Le film est par ailleurs très sobre dans sa façon de citer l’original. A peine le fait-il dans cette introduction au moyen d’un iris gris, dépourvu de ce reflet étoilé et enflammé qui ouvrait l’iris bleu azur du film de Scott. Puis d’une vue d’ensemble sur une cité des anges où un champ de panneaux solaires gris remplace le brasier craché par ces immenses cheminées. Il y a bien quelques similitudes puisque MacKenzie Davis évoque largement Darryl Hanna, l’appartement de K rappelle beaucoup celui de Rick Deckard, le mégalo Wallace a remplacé le mégalo Tyrell. Une séquence a même été récupéré de l’original ou plutôt une séquence que l’original avait abandonné, à savoir celle qui ouvre quasiment le film de Denis Villeneuve, quand le blade runner s’en va tuer le fermier répliquant qui prépare tranquillement son potage. Dans le premier script de 82 le récit introduisait Deckard ainsi, il y tuait froidement cet homme avant de récupérer sa mâchoire contenant son matricule d’androïde. Ce que fera Ryan Gosling ici, l’œil ayant remplacé la mâchoire, mais l’idée est la même. Et le clin d’œil d’une humilité déconcertante : Réutiliser une scène qui n’existe pas.
Le film noir s’en est allé. Ne reste plus qu’un trip méditatif (dans un monde devenu entièrement synthétique) rehaussé d’une quête identitaire. La ville ne fourmille plus, les colonisations revendiquées en 2019 ont sans doute pleinement fonctionné en 2049. Tout est froid, désolé, désincarné, post apocalyptique. Aux alentours ne restent que décharges (San Diego) et ruines (Las Vegas). L’univers de Blade Runner a changé mais il fascine toujours. Et le plus beau c’est que le film est extrêmement limpide. Villeneuve aurait pu charger le récit ou psychologiser ce qu’avait commencé à faire Scott, au contraire le film m’apparait simple dans sa mécanique scénaristique autant qu’il est globalement anti-spectaculaire.

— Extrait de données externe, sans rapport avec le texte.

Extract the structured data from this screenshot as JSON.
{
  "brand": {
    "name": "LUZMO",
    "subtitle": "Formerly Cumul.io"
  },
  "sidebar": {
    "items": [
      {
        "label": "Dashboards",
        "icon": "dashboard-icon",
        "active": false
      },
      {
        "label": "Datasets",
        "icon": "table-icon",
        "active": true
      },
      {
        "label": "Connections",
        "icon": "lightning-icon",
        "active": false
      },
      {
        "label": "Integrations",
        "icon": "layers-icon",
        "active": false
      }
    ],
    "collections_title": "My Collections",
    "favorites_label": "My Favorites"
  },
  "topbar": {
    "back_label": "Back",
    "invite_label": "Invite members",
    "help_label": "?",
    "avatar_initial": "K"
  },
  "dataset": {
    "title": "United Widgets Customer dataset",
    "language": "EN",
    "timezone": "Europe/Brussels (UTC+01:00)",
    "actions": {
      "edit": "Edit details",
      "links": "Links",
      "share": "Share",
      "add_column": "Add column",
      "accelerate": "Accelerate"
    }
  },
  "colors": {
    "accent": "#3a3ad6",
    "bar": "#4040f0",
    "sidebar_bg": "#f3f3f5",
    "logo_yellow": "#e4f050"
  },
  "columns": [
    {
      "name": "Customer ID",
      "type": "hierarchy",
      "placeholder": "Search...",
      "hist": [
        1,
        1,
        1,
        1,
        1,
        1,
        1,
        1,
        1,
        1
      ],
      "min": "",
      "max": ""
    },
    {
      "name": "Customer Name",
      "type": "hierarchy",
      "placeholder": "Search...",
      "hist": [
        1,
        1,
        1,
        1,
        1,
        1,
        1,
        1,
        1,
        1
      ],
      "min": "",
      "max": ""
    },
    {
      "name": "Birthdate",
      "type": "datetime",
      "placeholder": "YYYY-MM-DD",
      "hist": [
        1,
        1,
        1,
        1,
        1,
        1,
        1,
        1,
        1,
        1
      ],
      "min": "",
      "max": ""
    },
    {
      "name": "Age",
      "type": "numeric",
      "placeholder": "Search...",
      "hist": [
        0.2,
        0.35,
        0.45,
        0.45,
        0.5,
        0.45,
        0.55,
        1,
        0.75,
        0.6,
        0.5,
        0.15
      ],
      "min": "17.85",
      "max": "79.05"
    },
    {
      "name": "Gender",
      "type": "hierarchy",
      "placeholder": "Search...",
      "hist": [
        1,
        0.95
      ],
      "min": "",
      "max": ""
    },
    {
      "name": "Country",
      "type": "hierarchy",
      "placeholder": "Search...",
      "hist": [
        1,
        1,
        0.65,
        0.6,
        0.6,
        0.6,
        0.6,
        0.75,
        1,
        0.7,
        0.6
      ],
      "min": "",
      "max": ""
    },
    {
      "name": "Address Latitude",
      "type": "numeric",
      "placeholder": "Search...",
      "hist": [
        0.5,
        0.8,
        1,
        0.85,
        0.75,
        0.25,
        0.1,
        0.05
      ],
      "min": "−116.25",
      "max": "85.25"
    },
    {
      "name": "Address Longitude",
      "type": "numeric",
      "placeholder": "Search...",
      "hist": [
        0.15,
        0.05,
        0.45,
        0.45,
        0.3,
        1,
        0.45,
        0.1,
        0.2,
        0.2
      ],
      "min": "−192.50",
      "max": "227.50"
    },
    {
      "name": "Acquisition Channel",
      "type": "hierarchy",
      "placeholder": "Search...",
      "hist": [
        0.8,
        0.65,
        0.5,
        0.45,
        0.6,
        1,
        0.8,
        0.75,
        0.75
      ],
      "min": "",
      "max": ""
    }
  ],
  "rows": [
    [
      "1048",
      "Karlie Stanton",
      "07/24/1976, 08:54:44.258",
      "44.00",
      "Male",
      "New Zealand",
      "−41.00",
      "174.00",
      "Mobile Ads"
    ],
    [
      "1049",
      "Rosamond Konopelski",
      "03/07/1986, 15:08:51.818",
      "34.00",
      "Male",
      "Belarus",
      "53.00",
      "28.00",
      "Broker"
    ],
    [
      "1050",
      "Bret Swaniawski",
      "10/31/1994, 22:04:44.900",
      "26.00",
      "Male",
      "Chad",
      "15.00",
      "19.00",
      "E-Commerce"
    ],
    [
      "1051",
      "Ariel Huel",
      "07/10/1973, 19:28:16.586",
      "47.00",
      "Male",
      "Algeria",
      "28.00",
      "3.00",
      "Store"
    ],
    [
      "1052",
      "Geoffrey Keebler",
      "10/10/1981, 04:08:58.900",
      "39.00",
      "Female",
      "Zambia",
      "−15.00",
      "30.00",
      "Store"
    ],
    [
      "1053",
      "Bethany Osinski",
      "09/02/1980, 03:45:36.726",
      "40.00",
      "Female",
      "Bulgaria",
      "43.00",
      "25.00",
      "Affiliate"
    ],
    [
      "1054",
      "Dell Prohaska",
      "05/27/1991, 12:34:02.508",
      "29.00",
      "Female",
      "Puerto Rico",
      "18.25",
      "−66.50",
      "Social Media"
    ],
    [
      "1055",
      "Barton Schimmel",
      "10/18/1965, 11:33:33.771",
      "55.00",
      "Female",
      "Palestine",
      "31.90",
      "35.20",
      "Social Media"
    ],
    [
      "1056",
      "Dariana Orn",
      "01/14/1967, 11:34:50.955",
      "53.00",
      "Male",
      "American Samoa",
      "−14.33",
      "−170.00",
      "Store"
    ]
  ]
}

Mais surtout, ce nouveau cru est un choc visuel autant que l’original mais différent de l’original. En matière de blockbuster, difficile de faire mieux.
Quant à l’élément fondamental pour moi : J’aime absolument TOUS les personnages du Scott ce qui n’est peut-être pas le cas du Villeneuve (Luv, notamment) mais j’attends de le revoir. En revanche le personnage central c’est la belle grande surprise, largement plus passionnante que le retour de Rick Deckard – Qui revient un peu comme Han Solo revenait dans Le réveil de la force. On pourrait dire de K qu’il est un mélange de Roy Batty et Rick Deckard dans la mesure où c’est un répliquant en quête, non pas d’une nouvelle mortalité mais de ses origines, son histoire, qu’il est conscient d’être un répliquant, d’aimer un hologramme et de chasser les autres répliquants. On n’en doutait pas une seconde, mais Gosling est parfait en K.
Avec Blade Runner 2049, Villeneuve a transcendé, au moins autant (tout en adoptant un registre, un rythme et une finalité complètement différente) que Miller avec son Mad Max Fury Road, l’univers de Blade Runner, tout simplement parce que jamais il ne souffre de la comparaison étant donné qu’ils sont incomparables. La grande réussite du film tient dans cet équilibre fragile, inouï et inattendu, entre affranchissement brutal et sobre continuité.